The clinical trial, published Monday in JAMA Pediatrics, found that teens whose parents were randomly assigned to learn instructional tools -- such as keeping a practice log and watching two-minute videos on how to teach specific driving skills -- that instruct on teaching specific skills like changing lanes or making a three-point turn -- for about six months were 65 percent less likely to fail a rigorous on-road driving assessment compared to those in a control group whose parents didn’t get such instruction.
Teens whose parents used the Teen Driving Plan program for about six months also were more likely to learn a variety of skills such as how to navigate at night or during a thunderstorm, how to merge onto a highway, and how to parallel park.
“Parents need to think not only about the number of hours their teen spends driving but also about the kinds of experiences that need to happen across those hours,” said study leader Jessica Mirman, a developmental psychologist at the Children’s Hospital of Philadelphia. The study was funded by State Farm Insurance.
The researchers found that 6 percent of the teenagers with learner’s permits whose parents used the Teen Driving Plan had their on-road driving assessment terminated due to unsafe driving performance compared to 15 percent of those in the control group. Those administering the test didn’t know which teens were supervised by parents who used the program.
In Massachusetts, teens with a permit are required to have 40 hours of supervised driving with a parent or legal guardian in addition to a formal driver’s education classes. Parents are required to take two hours of driver’s education instruction to teach them how to supervise their teen. But parental education classes aren’t required in all states.
In Pennsylvania, where the study was conducted, such classes for parents aren’t mandatory -- though teens need to get 65 hours behind the wheel in order to meet the requirements for taking their road test to get a license.
Most states have introduced graduated licensing requirements that place certain restrictions on new teen drivers, banning them from, say, driving past midnight or with minors who aren’t siblings.
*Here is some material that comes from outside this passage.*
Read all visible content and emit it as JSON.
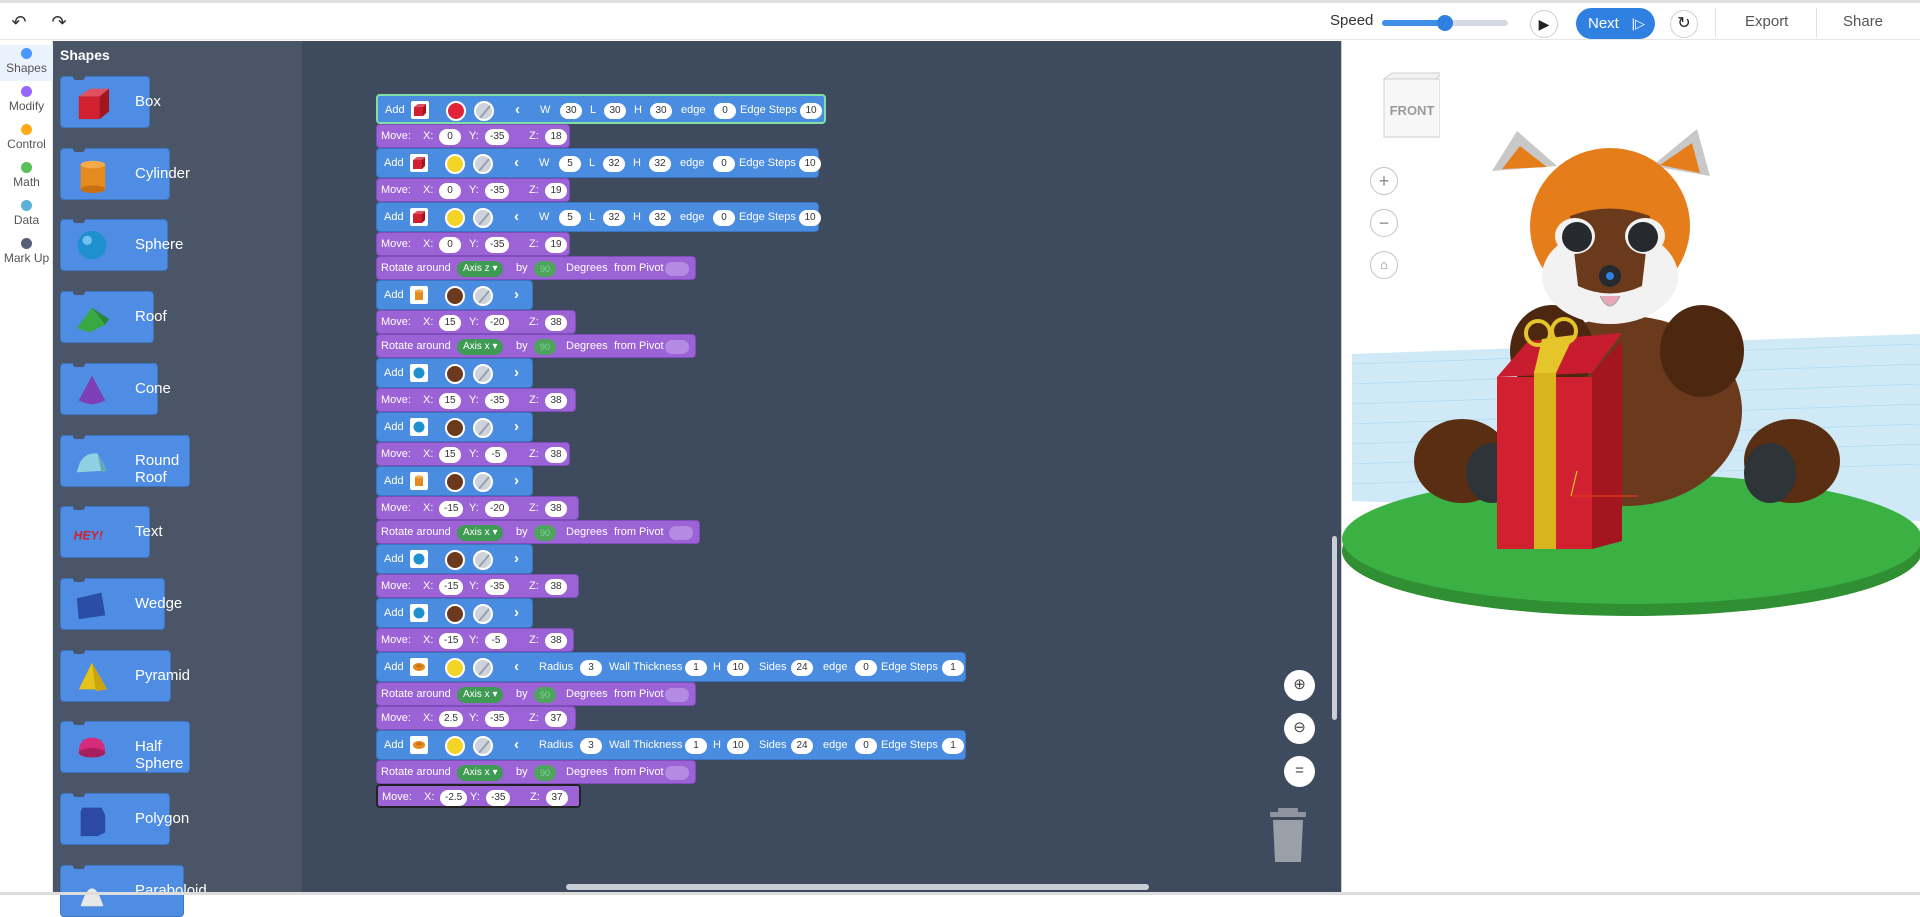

While evidence suggests that this has improved safety and reduced accident fatalities, states haven’t determined the best way to guide parents on instructional driving skills.
“The web-based intervention has the potential for dissemination to a wide audience,” wrote researchers from the University of Iowa and the University of Washington in an editorial that accompanied the study, but added that more research is needed to determine whether such interventions prevent crashes.
While parents don’t yet have access to the videos used in the study, Mirman said she plans to post them on the website teendriversource.org by the end of this year.